Camelopardalis is offline
 
Join Date: Feb 2013
Location: Brisbane
Posts: 5,466
Quote:
Originally Posted by ThunderStorm View Post
Ah...most of 2" eyepiece are 20+mm eyepiece?
Many, but not all take a look at the diagram on this page from Televue

Basically, the field stop is a limiting factor in the cylindrical "beam" of light that flows from the telescope objective to your eye, which limits the maximum field of view of the optical system (note: there can be other factors too), and is determined by considering the focal length of the eyepiece and its AFOV.

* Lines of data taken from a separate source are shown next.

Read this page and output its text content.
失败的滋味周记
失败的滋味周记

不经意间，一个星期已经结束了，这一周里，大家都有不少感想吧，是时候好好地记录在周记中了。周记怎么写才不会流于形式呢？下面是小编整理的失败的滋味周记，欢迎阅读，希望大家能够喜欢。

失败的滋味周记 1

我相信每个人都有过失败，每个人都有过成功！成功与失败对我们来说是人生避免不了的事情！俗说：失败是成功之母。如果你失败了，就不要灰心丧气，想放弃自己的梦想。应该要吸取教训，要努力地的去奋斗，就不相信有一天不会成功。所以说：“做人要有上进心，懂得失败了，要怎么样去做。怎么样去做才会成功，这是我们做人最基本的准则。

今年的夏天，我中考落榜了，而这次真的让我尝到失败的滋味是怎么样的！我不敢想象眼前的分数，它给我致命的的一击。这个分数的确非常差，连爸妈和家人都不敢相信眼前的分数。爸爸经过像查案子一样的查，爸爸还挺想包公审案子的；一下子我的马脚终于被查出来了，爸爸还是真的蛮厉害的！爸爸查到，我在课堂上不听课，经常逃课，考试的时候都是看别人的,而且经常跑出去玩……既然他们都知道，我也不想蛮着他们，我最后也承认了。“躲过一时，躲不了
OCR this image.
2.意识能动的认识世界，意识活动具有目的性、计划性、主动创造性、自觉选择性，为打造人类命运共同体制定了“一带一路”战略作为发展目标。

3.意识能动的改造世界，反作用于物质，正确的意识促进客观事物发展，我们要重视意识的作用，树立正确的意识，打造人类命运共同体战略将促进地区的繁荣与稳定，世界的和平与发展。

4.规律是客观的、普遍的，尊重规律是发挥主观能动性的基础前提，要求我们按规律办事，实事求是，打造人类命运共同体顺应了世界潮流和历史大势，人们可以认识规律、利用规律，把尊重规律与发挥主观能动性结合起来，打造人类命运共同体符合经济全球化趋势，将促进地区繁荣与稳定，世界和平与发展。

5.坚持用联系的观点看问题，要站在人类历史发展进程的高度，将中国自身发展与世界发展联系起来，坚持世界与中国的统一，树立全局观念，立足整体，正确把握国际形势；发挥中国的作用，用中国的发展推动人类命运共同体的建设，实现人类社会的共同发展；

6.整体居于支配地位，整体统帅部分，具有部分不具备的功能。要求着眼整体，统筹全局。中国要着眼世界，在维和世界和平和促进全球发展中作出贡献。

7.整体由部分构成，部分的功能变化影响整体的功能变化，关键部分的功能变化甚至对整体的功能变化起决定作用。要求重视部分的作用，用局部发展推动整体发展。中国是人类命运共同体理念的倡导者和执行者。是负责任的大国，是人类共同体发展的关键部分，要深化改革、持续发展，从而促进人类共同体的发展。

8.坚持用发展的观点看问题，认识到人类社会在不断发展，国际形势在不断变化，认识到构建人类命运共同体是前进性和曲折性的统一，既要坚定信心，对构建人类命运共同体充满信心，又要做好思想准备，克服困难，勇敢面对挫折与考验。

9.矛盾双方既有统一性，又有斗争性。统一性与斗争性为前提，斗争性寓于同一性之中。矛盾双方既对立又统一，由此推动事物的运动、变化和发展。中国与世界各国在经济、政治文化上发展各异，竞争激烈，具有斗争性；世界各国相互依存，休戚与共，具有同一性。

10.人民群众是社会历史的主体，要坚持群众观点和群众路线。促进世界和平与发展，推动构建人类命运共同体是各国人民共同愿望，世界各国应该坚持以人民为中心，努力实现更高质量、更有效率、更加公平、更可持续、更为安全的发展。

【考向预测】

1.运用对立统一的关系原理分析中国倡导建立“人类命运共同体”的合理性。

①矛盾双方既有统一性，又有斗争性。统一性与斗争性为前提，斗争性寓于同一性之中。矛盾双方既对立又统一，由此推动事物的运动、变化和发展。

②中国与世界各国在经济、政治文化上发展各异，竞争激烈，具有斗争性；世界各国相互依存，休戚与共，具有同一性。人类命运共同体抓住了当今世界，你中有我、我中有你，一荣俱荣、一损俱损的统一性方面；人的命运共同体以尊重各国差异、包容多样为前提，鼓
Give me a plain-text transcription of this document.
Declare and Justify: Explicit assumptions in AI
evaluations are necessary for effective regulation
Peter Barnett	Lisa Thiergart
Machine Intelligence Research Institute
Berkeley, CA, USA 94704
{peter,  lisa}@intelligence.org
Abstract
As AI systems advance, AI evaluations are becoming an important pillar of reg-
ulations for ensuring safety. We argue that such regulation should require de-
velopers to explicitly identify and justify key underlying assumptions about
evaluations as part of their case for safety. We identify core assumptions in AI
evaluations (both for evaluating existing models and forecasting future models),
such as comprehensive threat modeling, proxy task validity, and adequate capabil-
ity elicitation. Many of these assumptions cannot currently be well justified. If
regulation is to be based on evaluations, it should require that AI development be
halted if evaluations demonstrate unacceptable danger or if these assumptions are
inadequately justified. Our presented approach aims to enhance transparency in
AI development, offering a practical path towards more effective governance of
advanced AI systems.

For a 1.25" setup (diagonal + eyepiece), the maximum beam size is 27mm across since the physical barrel eats up some space...this is sufficient for most of the shorter focal length eyepieces, and popular designs up to 24mm@68*AFOV (Panoptic and others) and 32mm@50*AFOV (plossls). To cram in more sky than that, it needs a larger barrel...

So we have a 2" setup (diagonal + eyepiece), with the maximum beam size of about 46mm across...this increase in the maximum beam size of about 70% is more significant than it sounds, as it increases the field area, the circle of sky you see in the eyepiece, by almost 3x (actually, 2.9x). There are a lot of eyepieces out there that take advantage of the extra sky "real estate" available. From the 20mm 82 degree designs upwards, all the way through to the 40/41mm 68-70 degree AFOV (Panoptic/Paragon/Pentax/etc) and the 55mm plossls.

To confuse the issue further, some eyepieces have a 2" barrel for physical reasons, generally when they're big and heavy and the maker feels they'd be precarious in a 1.25" focusser/diagonal ... ES 100 degree range is an example here where the whole range have a 2" barrel, even down to the 5.5mm model!